Esok harinya, penjaga mushola menemukanku.

"Ah, cuma sebelah. Mungkin sengaja ditinggalkan pemiliknya," gumamnya pelan. Ditentengnya tubuhku dan dimasukkannya ke dalam tong sampah besar di ujung jalan. Aku berusaha meronta, tapi sia-sia. Apalah daya ini.

Kuterima takdirku dengan sedih, setelah sekian lama mengikuti pak haji ke mana pun beliau pergi, aku harus berhenti di sini. Dalam tong sampah yang kotor dan bau. Padahal, biasanya pak haji memakaiku untuk memelihara kakinya agar tetap bersih.

"Kaukah itu, suamiku?"

Eh, itu suara istriku. Di mana dia? Mataku mencari-cari keberadaannya. Kugeser tubuhku sedikit demi sedikit, dan akhirnya ... kutemukan dia. Alhamdulillah, ya Allah.

"Bagaimana kau bisa sampai di sini, istriku?"

"Anak-anak iseng itu melemparkanku sampai jalanan. Seseorang memungutku dan membuangku di sini," jawabnya sedih.

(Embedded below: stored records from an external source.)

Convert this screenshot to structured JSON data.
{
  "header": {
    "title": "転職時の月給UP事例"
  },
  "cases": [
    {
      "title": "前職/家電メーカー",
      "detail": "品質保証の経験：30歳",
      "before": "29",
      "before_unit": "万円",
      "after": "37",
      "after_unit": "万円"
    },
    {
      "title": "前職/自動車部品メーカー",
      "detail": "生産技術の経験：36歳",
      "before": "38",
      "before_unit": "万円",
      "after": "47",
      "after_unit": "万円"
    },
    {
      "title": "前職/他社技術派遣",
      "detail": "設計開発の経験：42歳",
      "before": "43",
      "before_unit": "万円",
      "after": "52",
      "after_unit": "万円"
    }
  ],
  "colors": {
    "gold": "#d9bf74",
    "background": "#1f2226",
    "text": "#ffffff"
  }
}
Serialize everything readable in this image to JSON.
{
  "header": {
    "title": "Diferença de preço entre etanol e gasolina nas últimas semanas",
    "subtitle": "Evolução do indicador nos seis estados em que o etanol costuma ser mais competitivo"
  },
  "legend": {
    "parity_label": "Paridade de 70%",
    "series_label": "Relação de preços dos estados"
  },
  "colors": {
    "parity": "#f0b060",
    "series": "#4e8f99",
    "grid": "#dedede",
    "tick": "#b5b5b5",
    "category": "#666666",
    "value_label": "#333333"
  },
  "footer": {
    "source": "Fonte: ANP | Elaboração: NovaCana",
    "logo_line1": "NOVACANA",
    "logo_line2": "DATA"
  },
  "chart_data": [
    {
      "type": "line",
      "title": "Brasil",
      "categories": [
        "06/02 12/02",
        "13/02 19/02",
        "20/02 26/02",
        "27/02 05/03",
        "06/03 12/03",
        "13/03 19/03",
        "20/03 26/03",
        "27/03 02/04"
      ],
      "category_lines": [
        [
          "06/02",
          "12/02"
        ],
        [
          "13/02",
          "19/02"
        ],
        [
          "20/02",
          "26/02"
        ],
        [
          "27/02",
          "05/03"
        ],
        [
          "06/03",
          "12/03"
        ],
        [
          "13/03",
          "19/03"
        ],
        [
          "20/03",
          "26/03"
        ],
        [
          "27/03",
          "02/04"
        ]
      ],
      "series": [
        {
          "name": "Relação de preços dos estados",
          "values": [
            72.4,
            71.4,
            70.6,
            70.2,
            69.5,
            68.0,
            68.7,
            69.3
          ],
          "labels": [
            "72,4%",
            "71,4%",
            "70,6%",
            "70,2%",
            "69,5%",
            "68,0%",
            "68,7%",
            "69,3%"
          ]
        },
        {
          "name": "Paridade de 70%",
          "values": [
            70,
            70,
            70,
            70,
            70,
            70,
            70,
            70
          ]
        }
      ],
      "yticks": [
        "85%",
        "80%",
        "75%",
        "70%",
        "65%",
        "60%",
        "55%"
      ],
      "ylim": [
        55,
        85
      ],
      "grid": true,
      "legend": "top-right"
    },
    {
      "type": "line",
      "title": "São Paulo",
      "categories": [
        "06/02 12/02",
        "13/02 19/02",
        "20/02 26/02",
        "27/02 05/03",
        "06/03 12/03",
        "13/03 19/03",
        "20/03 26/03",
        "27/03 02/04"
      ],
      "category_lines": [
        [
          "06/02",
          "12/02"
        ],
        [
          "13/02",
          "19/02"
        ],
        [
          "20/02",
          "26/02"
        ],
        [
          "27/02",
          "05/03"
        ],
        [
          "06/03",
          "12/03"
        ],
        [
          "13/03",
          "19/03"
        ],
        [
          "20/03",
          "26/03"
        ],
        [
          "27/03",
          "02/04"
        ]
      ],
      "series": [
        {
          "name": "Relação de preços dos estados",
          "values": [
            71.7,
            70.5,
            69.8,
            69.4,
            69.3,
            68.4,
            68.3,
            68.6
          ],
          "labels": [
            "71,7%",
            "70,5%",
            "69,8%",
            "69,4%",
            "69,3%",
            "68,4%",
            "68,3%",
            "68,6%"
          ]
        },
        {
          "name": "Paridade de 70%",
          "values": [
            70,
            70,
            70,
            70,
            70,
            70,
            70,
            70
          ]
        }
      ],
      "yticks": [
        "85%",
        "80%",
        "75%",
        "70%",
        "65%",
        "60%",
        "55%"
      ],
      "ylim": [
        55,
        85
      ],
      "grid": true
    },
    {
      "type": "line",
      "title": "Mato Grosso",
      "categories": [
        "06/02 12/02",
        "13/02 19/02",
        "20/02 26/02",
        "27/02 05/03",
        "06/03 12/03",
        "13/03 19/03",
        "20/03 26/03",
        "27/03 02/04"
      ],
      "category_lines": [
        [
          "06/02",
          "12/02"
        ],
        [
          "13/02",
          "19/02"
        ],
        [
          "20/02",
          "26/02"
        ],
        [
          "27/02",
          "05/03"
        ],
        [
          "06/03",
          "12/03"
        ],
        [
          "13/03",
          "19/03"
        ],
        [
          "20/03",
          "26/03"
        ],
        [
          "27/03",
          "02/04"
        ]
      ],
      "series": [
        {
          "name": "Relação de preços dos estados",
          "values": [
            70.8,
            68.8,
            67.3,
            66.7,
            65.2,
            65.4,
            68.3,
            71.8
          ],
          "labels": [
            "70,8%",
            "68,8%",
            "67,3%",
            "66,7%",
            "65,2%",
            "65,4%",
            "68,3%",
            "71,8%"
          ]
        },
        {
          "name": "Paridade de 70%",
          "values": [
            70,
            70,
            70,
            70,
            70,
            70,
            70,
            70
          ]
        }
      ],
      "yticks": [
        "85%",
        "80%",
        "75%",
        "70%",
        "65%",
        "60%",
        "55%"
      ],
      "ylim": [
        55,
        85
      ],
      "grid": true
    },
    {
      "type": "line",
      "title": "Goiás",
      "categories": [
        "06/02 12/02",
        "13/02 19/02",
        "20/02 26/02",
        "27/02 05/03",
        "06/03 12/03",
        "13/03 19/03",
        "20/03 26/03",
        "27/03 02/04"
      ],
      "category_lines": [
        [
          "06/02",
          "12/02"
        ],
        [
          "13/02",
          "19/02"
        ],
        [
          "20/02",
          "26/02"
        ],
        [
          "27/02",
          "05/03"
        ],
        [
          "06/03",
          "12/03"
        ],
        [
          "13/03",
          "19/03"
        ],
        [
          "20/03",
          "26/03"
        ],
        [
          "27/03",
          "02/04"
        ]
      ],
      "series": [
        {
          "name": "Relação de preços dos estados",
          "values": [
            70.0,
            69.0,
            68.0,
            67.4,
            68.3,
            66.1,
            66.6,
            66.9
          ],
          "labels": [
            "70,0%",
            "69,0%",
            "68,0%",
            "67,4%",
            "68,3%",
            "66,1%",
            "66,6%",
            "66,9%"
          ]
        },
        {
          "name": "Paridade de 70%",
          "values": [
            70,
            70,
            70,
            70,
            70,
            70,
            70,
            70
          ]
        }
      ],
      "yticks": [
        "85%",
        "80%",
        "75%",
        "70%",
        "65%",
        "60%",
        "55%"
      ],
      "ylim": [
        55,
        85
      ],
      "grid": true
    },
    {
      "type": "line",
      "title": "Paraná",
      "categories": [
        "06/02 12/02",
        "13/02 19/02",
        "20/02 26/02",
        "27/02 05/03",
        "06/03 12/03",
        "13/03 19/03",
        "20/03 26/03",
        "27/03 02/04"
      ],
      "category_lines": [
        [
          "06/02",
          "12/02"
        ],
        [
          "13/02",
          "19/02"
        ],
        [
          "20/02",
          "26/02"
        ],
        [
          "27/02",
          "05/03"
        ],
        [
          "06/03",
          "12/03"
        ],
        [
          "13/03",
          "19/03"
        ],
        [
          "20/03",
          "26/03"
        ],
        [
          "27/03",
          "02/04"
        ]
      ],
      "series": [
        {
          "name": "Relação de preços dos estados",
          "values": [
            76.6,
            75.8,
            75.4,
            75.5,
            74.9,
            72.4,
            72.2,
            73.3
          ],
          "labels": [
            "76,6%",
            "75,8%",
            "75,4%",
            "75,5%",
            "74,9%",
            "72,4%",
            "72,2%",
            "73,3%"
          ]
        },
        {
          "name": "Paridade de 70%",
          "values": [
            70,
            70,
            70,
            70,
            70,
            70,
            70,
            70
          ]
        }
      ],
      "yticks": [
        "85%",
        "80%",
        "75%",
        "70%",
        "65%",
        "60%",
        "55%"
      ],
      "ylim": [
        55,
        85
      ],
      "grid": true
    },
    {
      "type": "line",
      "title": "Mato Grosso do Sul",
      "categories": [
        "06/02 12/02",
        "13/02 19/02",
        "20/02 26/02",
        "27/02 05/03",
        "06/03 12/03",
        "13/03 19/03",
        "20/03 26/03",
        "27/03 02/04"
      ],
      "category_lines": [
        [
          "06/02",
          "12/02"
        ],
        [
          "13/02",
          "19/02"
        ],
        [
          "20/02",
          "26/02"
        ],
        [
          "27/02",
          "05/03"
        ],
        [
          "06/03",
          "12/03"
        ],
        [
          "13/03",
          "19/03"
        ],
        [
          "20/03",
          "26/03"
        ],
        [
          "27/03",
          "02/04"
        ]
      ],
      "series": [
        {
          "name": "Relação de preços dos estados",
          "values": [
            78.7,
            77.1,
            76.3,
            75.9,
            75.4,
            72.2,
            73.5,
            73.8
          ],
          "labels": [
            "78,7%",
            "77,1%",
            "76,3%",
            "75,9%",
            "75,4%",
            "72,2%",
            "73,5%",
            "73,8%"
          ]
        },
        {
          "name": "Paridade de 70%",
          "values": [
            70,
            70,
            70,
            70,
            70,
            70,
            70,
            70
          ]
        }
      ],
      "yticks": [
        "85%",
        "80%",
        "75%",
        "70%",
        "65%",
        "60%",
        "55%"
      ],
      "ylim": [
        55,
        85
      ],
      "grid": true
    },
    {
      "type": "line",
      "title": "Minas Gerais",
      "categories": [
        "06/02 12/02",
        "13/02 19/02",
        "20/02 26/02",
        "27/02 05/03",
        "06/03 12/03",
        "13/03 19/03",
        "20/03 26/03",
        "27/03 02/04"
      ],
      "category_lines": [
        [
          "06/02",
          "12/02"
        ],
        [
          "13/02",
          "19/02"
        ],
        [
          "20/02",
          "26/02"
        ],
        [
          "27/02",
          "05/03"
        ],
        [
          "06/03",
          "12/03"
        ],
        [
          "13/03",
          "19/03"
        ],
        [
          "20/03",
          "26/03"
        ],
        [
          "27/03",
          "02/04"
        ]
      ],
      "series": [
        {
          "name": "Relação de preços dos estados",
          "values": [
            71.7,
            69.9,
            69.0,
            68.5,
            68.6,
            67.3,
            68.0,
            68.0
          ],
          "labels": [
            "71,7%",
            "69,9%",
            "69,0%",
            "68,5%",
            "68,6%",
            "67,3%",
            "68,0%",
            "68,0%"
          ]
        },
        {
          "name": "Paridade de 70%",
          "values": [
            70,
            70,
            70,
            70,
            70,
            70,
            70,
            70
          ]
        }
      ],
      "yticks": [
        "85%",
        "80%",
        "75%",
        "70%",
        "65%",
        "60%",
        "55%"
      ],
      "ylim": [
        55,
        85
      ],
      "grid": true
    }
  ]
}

"Oh, pantas. Mereka juga menyembunyikanku di antara pot-pot tanaman. Pagi ini penjaga mushola menemukanku dan membuangku kemari. Awalnya, aku sedih sekali, tapi sekarang sudah agak berkurang karena menemukanmu di sini. Semalaman aku mencarimu."

Percakapan kami terhenti ketika seseorang membuka tutup tong sampah. Aku mengenalinya, dia adalah salah satu anak yang suka iseng di mushola. Matanya berbinar melihat kami.

"Alhamdulillah, akhirnya ketemu. Aku harus segera mengembalikannya pada kakek," katanya riang.

Tangan kecil itu mengangkat  dan membersihkan tubuh kami. Guyuran air dan sabun terasa begitu menyegarkan. Dengan hati-hati, dia mengeringkan tubuh kami dengan lap kering dan memasukkannya dalam kantong plastik. Beberapa lama kami berayun-ayun dalam genggamannya.

"Assalamu'alaikum, kakek. Ihsan membawa sesuatu untukmu." katanya pada seseorang.

Sebuah tangan terjulur ke dalam kantong plastik tempat kami berada. Tangan yang sangat kukenal, tangan Haji Sulchan.

"Subhanallah, Ihsan. Ini kan sandal jepit kakek," katanya gembira. Segembira hatiku bertemu majikanku. Allah memang selalu memberi yang terbaik. Alhamdulillah.